Mexico's National Institute of Anthropology and History said the finding clearly corroborates accounts from later cultures about the use of sharp obsidian knives in sacrificing humans.
Other physical evidence such as cut marks on the bones of ancient human skeletons had previously offered indirect proof of the practice.
Researchers in Mexico had noticed what they believed were fossilised blood stains on stone knives as long as 20 years ago. But the institute said it took a methodical examination using a scanning electron microscope to positively identify the human tissues on 31 knives from the Cantona site in the central Mexico state of Puebla.
The collection of stone knives is from the little-known Cantona culture, which flourished just after the mysterious city-state of Teotihuacan. Cantona preceded by more than 1,000 years the region's most famous human sacrifice practitioners, the Aztecs.
The archaeologists who found the knives gave them to researcher Luisa Mainou at the anthropology institute's restoration laboratories about two years ago. With help from specialists at Mexico's National Autonomous University, they were studied under the scanning electronic microscope and found to contain red blood cells, collagen, tendon and muscle fibre fragments.
While historical accounts from Aztec times, as well as drawings and paintings from earlier cultures, had long suggested that priests used knives and other instruments for non-life-threatening bloodletting rituals, the presence of the muscle and tendon traces indicates the cuts were deep and intended to sever portions of the victim's body.
"These finds confirm that the knives were used for sacrifices," Mainou said.
Susan Gillespie, associate professor of anthropology at the University of Florida who was not involved in the research project, said it was the first time to her knowledge that such tissue remains had been identified on obsidian knives.

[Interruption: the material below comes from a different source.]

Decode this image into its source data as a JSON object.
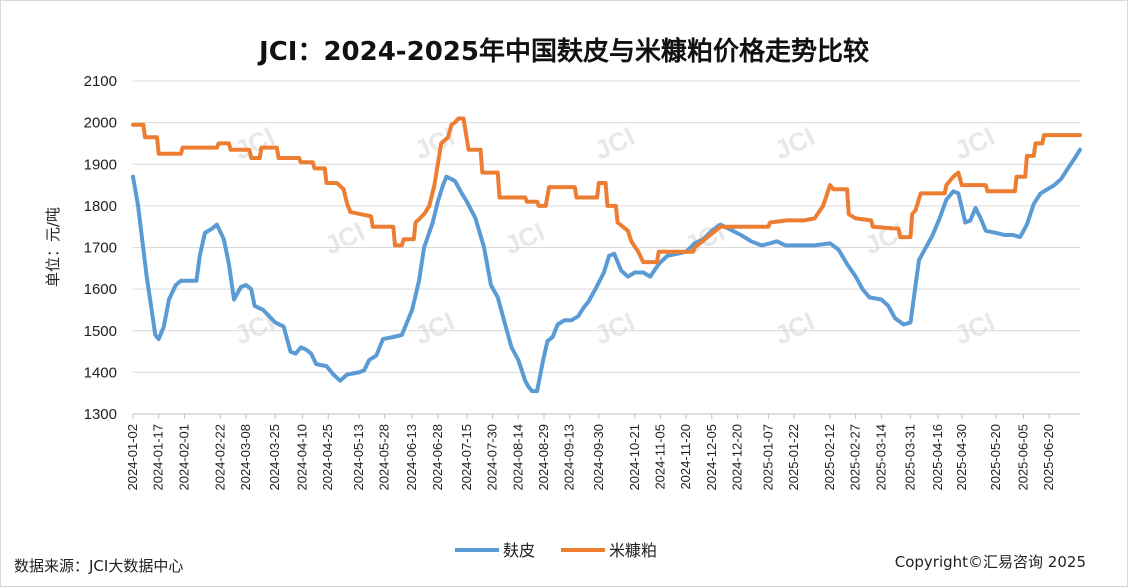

"This is a compelling demonstration that these knives were used to cut human flesh," Gillespie said in an email.
She said other studies have found trace elements of organic remains such as food on ancient artefacts, so "with the right conditions such remains can preserve for long periods."
Gillespie said human sacrifice practices either described by the Spanish conquerors or depicted in pre-Conquest paintings include heart removal, decapitation, dismemberment, disembowelling and skinning of victims.
Interestingly, the find announced Wednesday has already begun to shed some new light on the murky sacrifice practices of pre-Hispanic cultures, which believed that human blood was a sort of vital liquid needed to keep the cosmos in balance.
For example, some knives in the test had more traces of red blood cells, while others had more skin, and others more muscle or collagen, "which suggest that each cutting tool was used for a different purpose, according to its form," Mainou said.
Gillespie said the find also suggested the intriguing possibility that the sacrificial knives were ritually deposited, unwashed, in some special site after being used.